Our most recent signs have been local. To start, I wonder about a sign we photographed last winter on Highway 169 between Tower and Virginia. It was posted this winter too. “Free store with wrap,” the homemade sign states. This always generates a flurry of comments as we pass it. What sort of store are they giving away with that wrap? The long-suffering spouse and I have agreed that it’s probably a scam and that the “free store” in question is probably a dry-cleaning business on the hook for millions of dollars of environmental clean-up for dumping chlorine trifluoride out the backdoor.

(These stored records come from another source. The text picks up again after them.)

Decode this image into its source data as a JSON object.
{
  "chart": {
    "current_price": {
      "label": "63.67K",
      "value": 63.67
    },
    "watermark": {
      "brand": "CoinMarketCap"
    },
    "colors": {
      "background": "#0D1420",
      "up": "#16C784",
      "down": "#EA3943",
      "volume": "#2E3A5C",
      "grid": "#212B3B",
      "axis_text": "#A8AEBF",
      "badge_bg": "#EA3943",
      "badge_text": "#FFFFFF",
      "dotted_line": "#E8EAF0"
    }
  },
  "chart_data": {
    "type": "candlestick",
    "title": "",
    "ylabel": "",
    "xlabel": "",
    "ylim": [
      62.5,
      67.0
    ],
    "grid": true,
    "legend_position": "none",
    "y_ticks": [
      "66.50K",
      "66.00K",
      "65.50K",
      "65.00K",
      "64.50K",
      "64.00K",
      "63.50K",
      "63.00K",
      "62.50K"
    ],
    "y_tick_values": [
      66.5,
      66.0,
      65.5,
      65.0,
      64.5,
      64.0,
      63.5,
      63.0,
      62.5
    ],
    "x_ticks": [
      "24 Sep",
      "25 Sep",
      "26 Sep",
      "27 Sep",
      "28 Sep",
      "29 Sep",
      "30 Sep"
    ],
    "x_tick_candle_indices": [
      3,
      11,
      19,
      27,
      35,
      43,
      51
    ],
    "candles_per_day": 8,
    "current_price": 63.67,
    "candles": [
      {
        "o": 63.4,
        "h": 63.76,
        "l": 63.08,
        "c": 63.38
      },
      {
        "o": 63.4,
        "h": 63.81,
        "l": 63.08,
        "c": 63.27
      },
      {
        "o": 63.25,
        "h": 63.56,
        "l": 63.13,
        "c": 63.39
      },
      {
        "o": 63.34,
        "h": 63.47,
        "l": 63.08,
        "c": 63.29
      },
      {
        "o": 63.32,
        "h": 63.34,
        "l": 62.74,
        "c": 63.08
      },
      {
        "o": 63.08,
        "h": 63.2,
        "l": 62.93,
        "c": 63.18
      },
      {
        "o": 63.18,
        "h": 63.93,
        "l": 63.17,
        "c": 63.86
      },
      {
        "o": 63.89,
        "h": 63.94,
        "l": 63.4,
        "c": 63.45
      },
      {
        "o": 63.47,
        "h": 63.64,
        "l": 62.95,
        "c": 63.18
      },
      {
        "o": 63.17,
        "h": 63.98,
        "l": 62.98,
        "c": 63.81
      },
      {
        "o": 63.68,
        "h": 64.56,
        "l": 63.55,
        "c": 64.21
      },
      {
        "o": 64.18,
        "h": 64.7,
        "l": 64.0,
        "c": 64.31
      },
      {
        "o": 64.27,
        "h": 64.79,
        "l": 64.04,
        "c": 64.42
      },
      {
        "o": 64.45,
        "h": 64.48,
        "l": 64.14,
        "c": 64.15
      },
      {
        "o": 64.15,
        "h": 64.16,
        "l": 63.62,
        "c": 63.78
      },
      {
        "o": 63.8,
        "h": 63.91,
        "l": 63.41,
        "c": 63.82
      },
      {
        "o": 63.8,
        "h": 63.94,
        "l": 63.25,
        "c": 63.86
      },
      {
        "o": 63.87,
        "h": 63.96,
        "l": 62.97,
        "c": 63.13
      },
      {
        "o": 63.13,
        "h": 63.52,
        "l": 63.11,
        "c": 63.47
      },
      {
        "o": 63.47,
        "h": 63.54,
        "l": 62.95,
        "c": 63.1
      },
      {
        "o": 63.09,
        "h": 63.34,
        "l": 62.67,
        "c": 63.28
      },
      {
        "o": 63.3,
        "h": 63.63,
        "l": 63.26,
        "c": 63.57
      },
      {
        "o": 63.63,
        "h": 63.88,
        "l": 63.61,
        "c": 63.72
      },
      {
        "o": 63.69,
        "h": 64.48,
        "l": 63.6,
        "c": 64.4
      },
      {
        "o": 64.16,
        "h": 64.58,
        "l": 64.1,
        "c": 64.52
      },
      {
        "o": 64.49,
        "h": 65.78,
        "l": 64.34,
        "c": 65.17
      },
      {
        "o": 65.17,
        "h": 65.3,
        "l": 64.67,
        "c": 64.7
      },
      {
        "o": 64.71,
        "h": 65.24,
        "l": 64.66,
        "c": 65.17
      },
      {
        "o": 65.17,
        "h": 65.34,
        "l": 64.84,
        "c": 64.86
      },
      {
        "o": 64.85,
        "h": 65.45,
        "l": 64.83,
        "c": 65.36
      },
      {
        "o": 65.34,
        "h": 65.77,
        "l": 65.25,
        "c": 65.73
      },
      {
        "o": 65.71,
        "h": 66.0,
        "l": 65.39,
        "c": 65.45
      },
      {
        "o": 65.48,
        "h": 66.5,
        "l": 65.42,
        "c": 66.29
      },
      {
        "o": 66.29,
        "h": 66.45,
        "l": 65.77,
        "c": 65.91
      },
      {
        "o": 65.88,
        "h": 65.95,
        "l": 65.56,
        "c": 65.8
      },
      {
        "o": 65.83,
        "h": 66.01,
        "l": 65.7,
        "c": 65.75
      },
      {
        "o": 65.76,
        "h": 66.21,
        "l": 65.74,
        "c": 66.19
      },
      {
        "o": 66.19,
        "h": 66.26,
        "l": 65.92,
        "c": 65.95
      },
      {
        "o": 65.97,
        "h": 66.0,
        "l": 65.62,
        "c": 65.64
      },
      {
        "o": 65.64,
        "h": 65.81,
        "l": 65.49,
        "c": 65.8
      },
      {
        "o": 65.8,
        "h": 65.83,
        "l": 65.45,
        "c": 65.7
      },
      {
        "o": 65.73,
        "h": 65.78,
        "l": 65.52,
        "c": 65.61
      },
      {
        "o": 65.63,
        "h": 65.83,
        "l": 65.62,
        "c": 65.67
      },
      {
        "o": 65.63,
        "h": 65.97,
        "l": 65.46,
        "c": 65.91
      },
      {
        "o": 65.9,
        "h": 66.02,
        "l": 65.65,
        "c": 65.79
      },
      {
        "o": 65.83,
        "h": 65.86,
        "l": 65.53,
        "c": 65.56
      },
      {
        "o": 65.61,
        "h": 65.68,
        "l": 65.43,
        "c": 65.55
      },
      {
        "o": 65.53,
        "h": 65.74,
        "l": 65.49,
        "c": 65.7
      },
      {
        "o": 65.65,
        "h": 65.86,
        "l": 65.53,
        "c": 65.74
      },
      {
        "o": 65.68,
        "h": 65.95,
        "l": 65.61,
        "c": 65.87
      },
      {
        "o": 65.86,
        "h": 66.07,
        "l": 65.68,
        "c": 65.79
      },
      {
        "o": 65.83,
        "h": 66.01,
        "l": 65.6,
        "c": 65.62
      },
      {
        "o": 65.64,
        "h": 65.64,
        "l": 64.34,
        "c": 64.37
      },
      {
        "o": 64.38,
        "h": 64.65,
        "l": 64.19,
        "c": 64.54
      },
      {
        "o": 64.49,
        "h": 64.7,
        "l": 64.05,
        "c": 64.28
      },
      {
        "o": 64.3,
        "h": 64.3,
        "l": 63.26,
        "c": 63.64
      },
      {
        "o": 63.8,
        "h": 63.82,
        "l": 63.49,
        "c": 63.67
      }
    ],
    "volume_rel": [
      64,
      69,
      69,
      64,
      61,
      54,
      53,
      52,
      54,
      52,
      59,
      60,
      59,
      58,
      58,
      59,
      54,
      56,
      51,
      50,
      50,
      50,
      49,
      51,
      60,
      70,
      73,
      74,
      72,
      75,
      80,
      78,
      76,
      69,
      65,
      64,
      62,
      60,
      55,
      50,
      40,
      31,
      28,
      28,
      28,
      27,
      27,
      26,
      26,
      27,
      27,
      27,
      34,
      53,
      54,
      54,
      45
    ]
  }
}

Three local signs became part of what sold us on moving to the Ely area. First, we almost had an accident the first time we passed that well-known business in Babbitt, the Just Bite Me bait shop. It should be at least a misdemeanor for someone to laugh that hard while driving.
The second sign was the upside down Kwazy Wabbit sign in Ely. We concluded that any town with a bar that brazenly silly had to be a great place to live. Last, when we drove into Ely for the very first time, the “Start a Movement” sign on the side of the Crapola business headquarters almost lived up to its name. After all, the last potty stop had been somewhere west of Bemidji. I confess I had to pull over and roll down the windows to air out all the hilarity and other bodily miasmas in the car.
The long-suffering spouse and I don’t go looking for signs. We just like to go for long drives and explore backroads. It was on one of those drive that I saw my all-time favorite sign. It read: “Pigs For Rent.” I’m not making this up.
Of course, context is everything. The sign was in the window of a pipeline services business in central Texas. In the oil patch, as one would say in those parts, a pig is a gizmo used to clean the insides of a pipeline. If you know about “pigging,” it makes perfect sense that a firm servicing pipelines would rent pigs.
Texas is a great state for good signs. Anyone looking to start their own sign collection would do well off to start in Lake Jackson, south of Houston. Most of the streets in this small town end in “way.” We spent an entire afternoon collecting signs there in 2009, with acquisitions of Any Way, No Way, Some Way, His Way, This Way, and, of course, That Way.
Some of the signs in our collection are there because they don’t make sense. One example is a sign with just a question mark on it, spotted on a frontage road along Interstate 80 in central Iowa. There’s nothing there. It’s just a stretch of road next to a corn field, at least five miles from the nearest town with no house, barn, business, or abandoned rest area. It’s a mystery why it’s there, which probably explains it.
Another nonsensical sign is on the edge of the southbound rest area on Interstate 95 in Kennebunk, Maine. It’s planted in the grass next to the dumpsters. All it says is “LOAM.” That’s it. LOAM. It’s never made sense to me. Maine is not Iowa, after all. There’s nothing loamy about the place. Maine has only three soil types: peat, glacial till, and beach sand. Maybe it’s an advertisement for Max Helmberger’s game of the same name.
I will wrap up with my favorite sign we collected in Idaho. Driving down the backroads south of Idaho Falls, where the sagebrush desert competes with the potato fields, this sign lives at a T-intersection with a gorgeous backdrop of the Blackfoot Range rising behind it. It has an arrow pointing into the local canyon, and says simply “Rattlesnake Transfer, closed Sundays.”
That part of Idaho is rather conservative and quite God-fearing. It must be a relief to the religiously minded among us that you can’t transfer any rattlesnakes on Sundays in Wolverine, Idaho.